(Table for 6 continued from above)
Justin Herbert, QB, Los Angeles Chargers
When is a QB1 a QB1? For the Chargers’ second-year franchise quarterback, the answer is complicated.
Half of his fantasy points (94.9) came in three of his nine games. In his other six contests, he averaged 16.1 points. For context, Daniel Jones is averaging 16.1 points. While I’m not saying Herbert is like Jones, it has been clear to fantasy managers that Herbert has not been close to the consistent QB1 fantasy managers had hoped for, despite his overall QB7 ranking.
Overall, there’s nothing dramatically different compared to last year’s breakout campaign. He’s averaging 0.9 fewer fantasy points. His completion percentage is 1.2% lower. Interceptions are up. TDs are ever-so-slightly down.
Herbert’s fortunes could go either way the rest of this season. Sunday’s matchup against the Steelers might help us project which way.
AJ Dillon, RB, Green Bay Packers
Longtime readers of my old blog and my columns on PFN know my views about handcuff RBs. They are lottery tickets. But not just any lottery tickets.
Nearly every season, a dozen or more handcuffs earn at least one start. Many of them are RB2s are better in those starts. And some become weekly starters. Most of these handcuffs can be drafted in later rounds or picked up on waivers mid-season.
Aaron Jones’s knee injury could open the door for Dillon to be a weekly RB1. In my league, I drafted Dillon, Tony Pollard, and Alexander Mattison. All I needed was a spot-start here and there to backfill for the normal injuries and bye weeks that most of us deal with. Mattison and Pollard have outproduced their preseason value.
Dillon’s potential ascension is yet another reminder that elite RB handcuffs can help managers win championships
D’Ernest Johnson, RB, Cleveland Browns
Fantasy managers who invested heavily in Nick Chubb and/or Kareem Hunt this summer have dealt with injuries that have hampered their value. However, they play in one of the most run-friendly offenses in a generation or more.

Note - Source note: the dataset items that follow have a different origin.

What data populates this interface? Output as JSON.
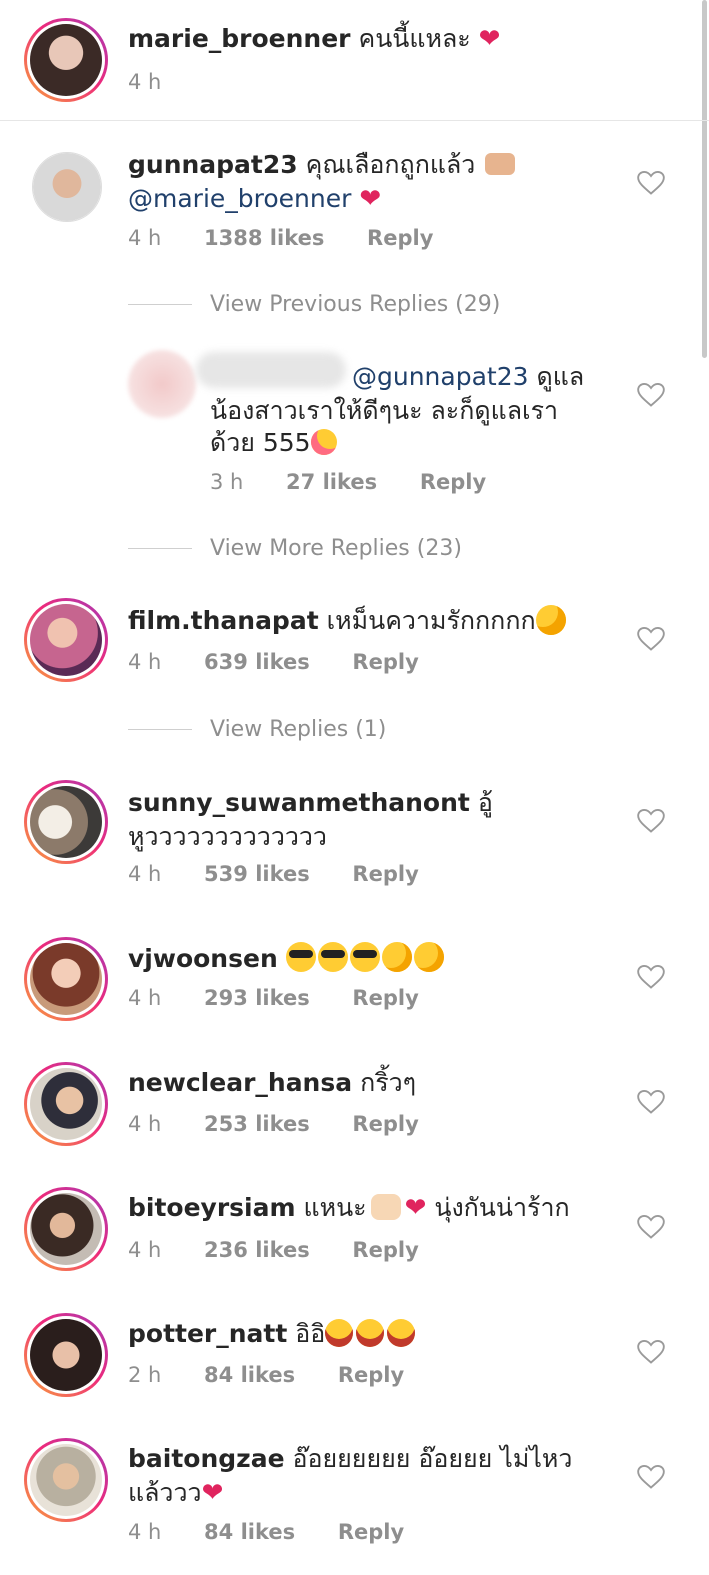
{
  "caption": {
    "username": "marie_broenner",
    "text": "คนนี้แหละ",
    "emoji": "❤",
    "time": "4 h"
  },
  "comments": [
    {
      "username": "gunnapat23",
      "text": "คุณเลือกถูกแล้ว",
      "mention": "@marie_broenner",
      "time": "4 h",
      "likes": "1388 likes",
      "reply": "Reply"
    },
    {
      "username": "film.thanapat",
      "text": "เหม็นความรักกกกก",
      "time": "4 h",
      "likes": "639 likes",
      "reply": "Reply"
    },
    {
      "username": "sunny_suwanmethanont",
      "text": "อู้",
      "text2": "หูววววววววววววว",
      "time": "4 h",
      "likes": "539 likes",
      "reply": "Reply"
    },
    {
      "username": "vjwoonsen",
      "text": "",
      "time": "4 h",
      "likes": "293 likes",
      "reply": "Reply"
    },
    {
      "username": "newclear_hansa",
      "text": "กริ้วๆ",
      "time": "4 h",
      "likes": "253 likes",
      "reply": "Reply"
    },
    {
      "username": "bitoeyrsiam",
      "text": "แหนะ",
      "text2": "นุ่งกันน่าร้าก",
      "time": "4 h",
      "likes": "236 likes",
      "reply": "Reply"
    },
    {
      "username": "potter_natt",
      "text": "อิอิ",
      "time": "2 h",
      "likes": "84 likes",
      "reply": "Reply"
    },
    {
      "username": "baitongzae",
      "text": "อ๊อยยยยยย อ๊อยยย ไม่ไหว",
      "text2": "แล้ววว",
      "time": "4 h",
      "likes": "84 likes",
      "reply": "Reply"
    }
  ],
  "reply": {
    "mention": "@gunnapat23",
    "line1": "ดูแล",
    "line2": "น้องสาวเราให้ดีๆนะ ละก็ดูแลเรา",
    "line3": "ด้วย 555",
    "time": "3 h",
    "likes": "27 likes",
    "reply": "Reply"
  },
  "threads": {
    "previous": "View Previous Replies (29)",
    "more": "View More Replies (23)",
    "view": "View Replies (1)"
  },
  "colors": {
    "mention": "#20406b",
    "meta": "#8e8e8e",
    "heart": "#e0245e"
  },
  "icons": {
    "like": "heart-outline-icon",
    "love": "red-heart-icon"
  }
}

Both have produced low-end RB1 numbers based on fantasy points per game. So patience has been key.
“When they return, I’ll be fine.”
Except now managers have a D’Ernest Johnson problem. The 25-year-old went undrafted out of the University of South Florida and has bounced between the NFL and the Alliance of American Football. Yet he has shined in two starts, and his astounding 7 receptions Sunday are indicative of his every-down-back abilities.

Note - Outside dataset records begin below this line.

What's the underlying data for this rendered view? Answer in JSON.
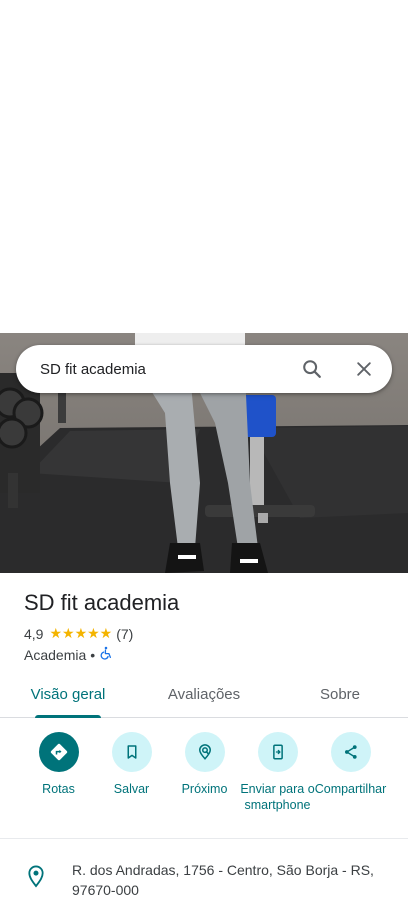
{
  "search": {
    "query": "SD fit academia"
  },
  "place": {
    "title": "SD fit academia",
    "rating": "4,9",
    "stars": "★★★★★",
    "review_count": "(7)",
    "category": "Academia",
    "separator": "•"
  },
  "tabs": [
    {
      "label": "Visão geral",
      "active": true
    },
    {
      "label": "Avaliações",
      "active": false
    },
    {
      "label": "Sobre",
      "active": false
    }
  ],
  "actions": [
    {
      "label": "Rotas",
      "icon": "directions-icon"
    },
    {
      "label": "Salvar",
      "icon": "bookmark-icon"
    },
    {
      "label": "Próximo",
      "icon": "nearby-icon"
    },
    {
      "label": "Enviar para o smartphone",
      "icon": "send-to-phone-icon"
    },
    {
      "label": "Compartilhar",
      "icon": "share-icon"
    }
  ],
  "address": {
    "text": "R. dos Andradas, 1756 - Centro, São Borja - RS, 97670-000"
  },
  "colors": {
    "accent": "#00737a",
    "action_bg": "#cff4f8",
    "star": "#f4b400"
  }
}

It’s hard to imagine Chubb and Hunt losing touches when they return. But it’s also hard to imagine Johnson returning to the bench. Fantasy-wise, there is a risk that none of them will be top-16 RBs when Chubb and Hunt return.
DJ Moore, WR, Carolina Panthers
The adage usually holds true: a receiver is only as good as his quarterback. There are exceptions, of course.
But in fantasy, we strive to capitalize on great QB-receiver connections: Rodgers-to-Adams; Mahomes-to-Hill/Kelce; Brady-to-Evans/Godwin/Brown. I don’t think many managers this summer were excited about the Darnold-Moore connection.
But Carolina’s No. 1 receiver was a borderline WR2/3 last year catching balls from Teddy Bridgewater. The season before, he was a consistent WR2 despite mostly having Kyle Allen as his quarterback.
This year Moore is once again a WR2, but only because of his incredible opening month. In his last six games, he’s been roughly a WR5, as the Panthers’ passing attack has come undone with Sam Darnold at the helm, followed by P.J. Walker. Can Moore revive his season with Cam Newton back at QB?
It’s a huge question for those who thought they had a season-long WR1 through Week 4. I would bet on him.
Dalton Schultz, TE, Dallas Cowboys
A 2018 fourth-round pick with 13 career receptions in his first two seasons, Schultz assumed the No. 1 tight end job in 2020 and became a back-end TE1.
In his first six games this year, he was more than 50% better than last year’s per-game numbers, averaging 14.2 fantasy points and ascending to near-elite status. But three of his four worst games this season have come in the previous three weeks, and Michael Gallup’s return has added another hurdle for a talented tight end who’s already competing for touches alongside three exceptional talents – Ezekiel Elliott, CeeDee Lamb, and Amari Cooper – as well as multiple complementary talents.